Не вызывает сомнений, что Александр Казинцев эту опасность обольщения формой, перекоса в сторону формальной художественности прекрасно осознаёт. Характерен эпизод из его статьи «Я наблюдал, боготворя…» («Вопросы литературы», 1983, № 9). Критик говорит о неплодотворности рассмотрения эволюции Б. Пастернака, А. Ахматовой, Н. Заболоцкого на формальном уровне «как движение от “усложненности”, “заумности” ранних стихов к “ ясности ”, “общедоступности” поздних». Казинцев предлагает вести речь о содержательной художественности или содержательной форме.
Интересна в данном отношении работа о Мандельштаме «Я – русский поэт!» («Москва», 1990, № 12). Неповторимое «я» автора «Камня», первого сборника Осипа Эмильевича, Казинцев определяет не через культуру стиха, а через особую доверчивость и задушевность. Творческая же судьба Мандельштама – это поиск слова, преобразующего «внутренний крик» поэта в художественное явление, связанное с современностью, историей, культурой народа. Иногда поиск такого слова затягивался на долгое время, что Александр Казинцев показывает на примере стихотворения «Не мучнистою бабочкой белой…».

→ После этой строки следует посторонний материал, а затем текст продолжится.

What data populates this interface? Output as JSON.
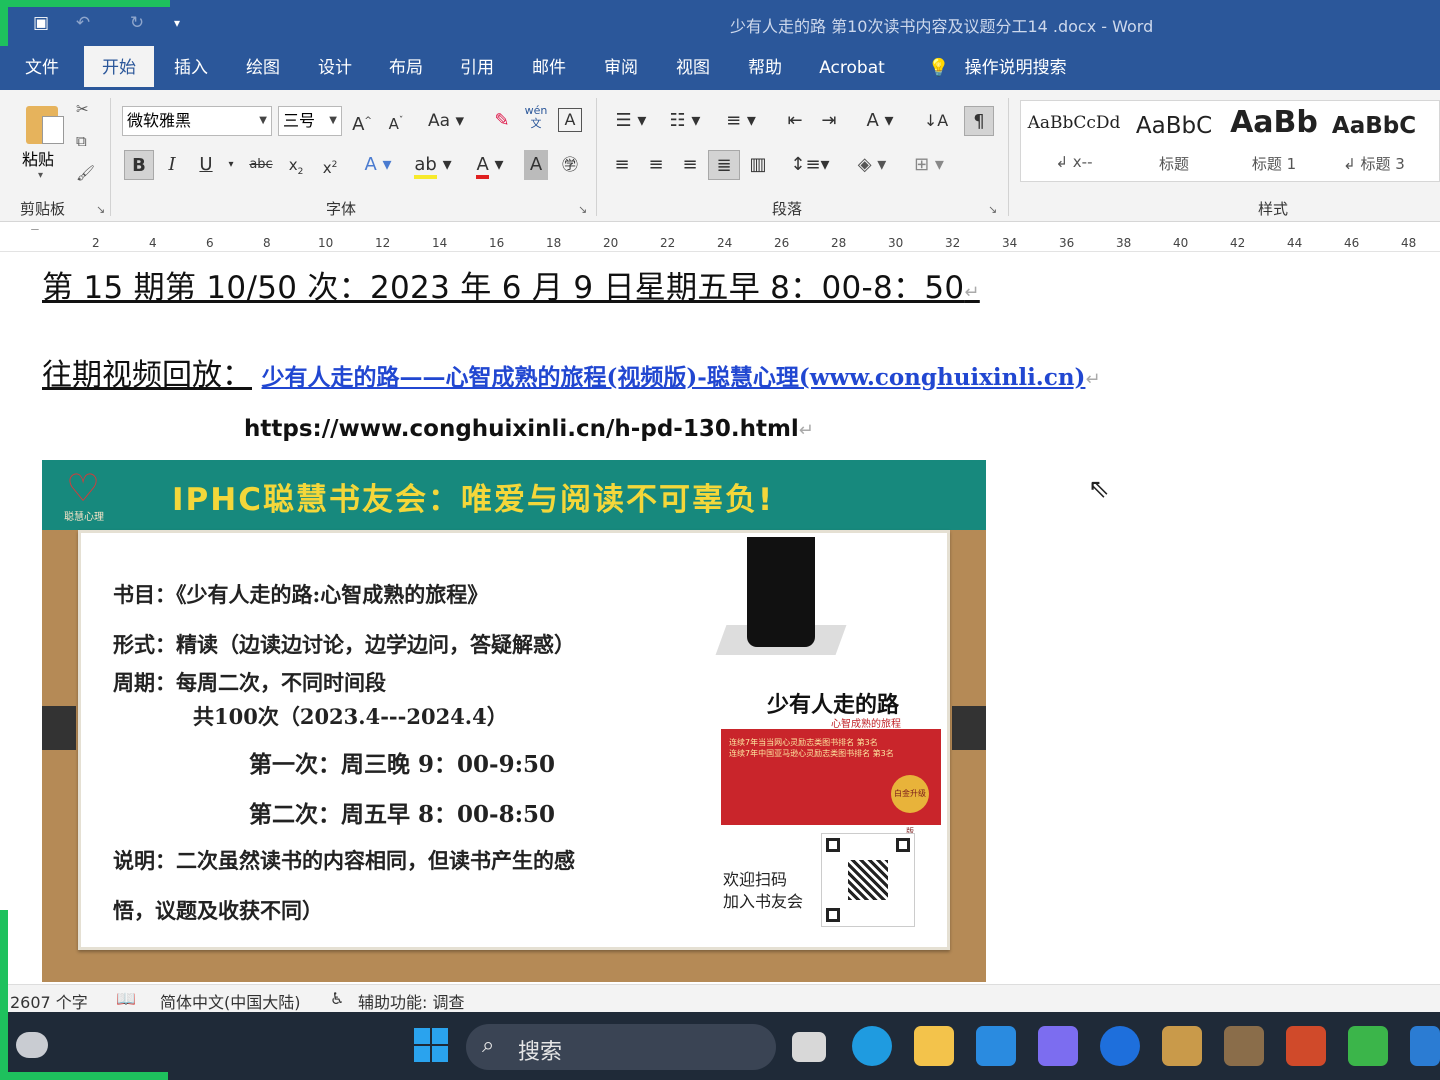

Критику непонятна и неприемлема ирония Сергея Рудакова, вызванная тем, что Мандельштам целый год искал завершающую строчку произведения. Казинцев справедливо утверждает, что поэт искал не строчку, а выход из плена стереотипов времени. «Мандельштаму удалось найти нужную интонацию – не победно-утвердительную, в духе передовиц, – встревоженную, вопрошающую интонацию, пронизанную предчувствием катастрофы. Эти нестройно, наперекор воинскому уставу идущие «люди, люди, люди» как бы проваливаются за гранью стиха в небытие».
Целостный подход к анализу произведения Казинцев демонстрирует и в экспрессивно-изящной статье «Игра на понижение» («Литературное обозрение», 1983, №10) о повести В. Маканина «Предтеча». Размышления критика о природе таланта писателя – одно из ключевых мест работы. Александр Казинцев полемизирует с Натальей Ивановой, которая трактует анекдот – художественную основу произведения – как вариант притчи, несущей философскую нагрузку. Автор «Игры на понижение» убедительно возражает критикессе: «Анекдот и притча лишь формально близки. Различие же между ними куда существеннее – они выражают прямо противоположное отношение к миру: рассказывая о «вечных» свойствах человеческой натуры, притча возвышает их, просвечивает светом духовности, анекдот снижает, окарикатуривает».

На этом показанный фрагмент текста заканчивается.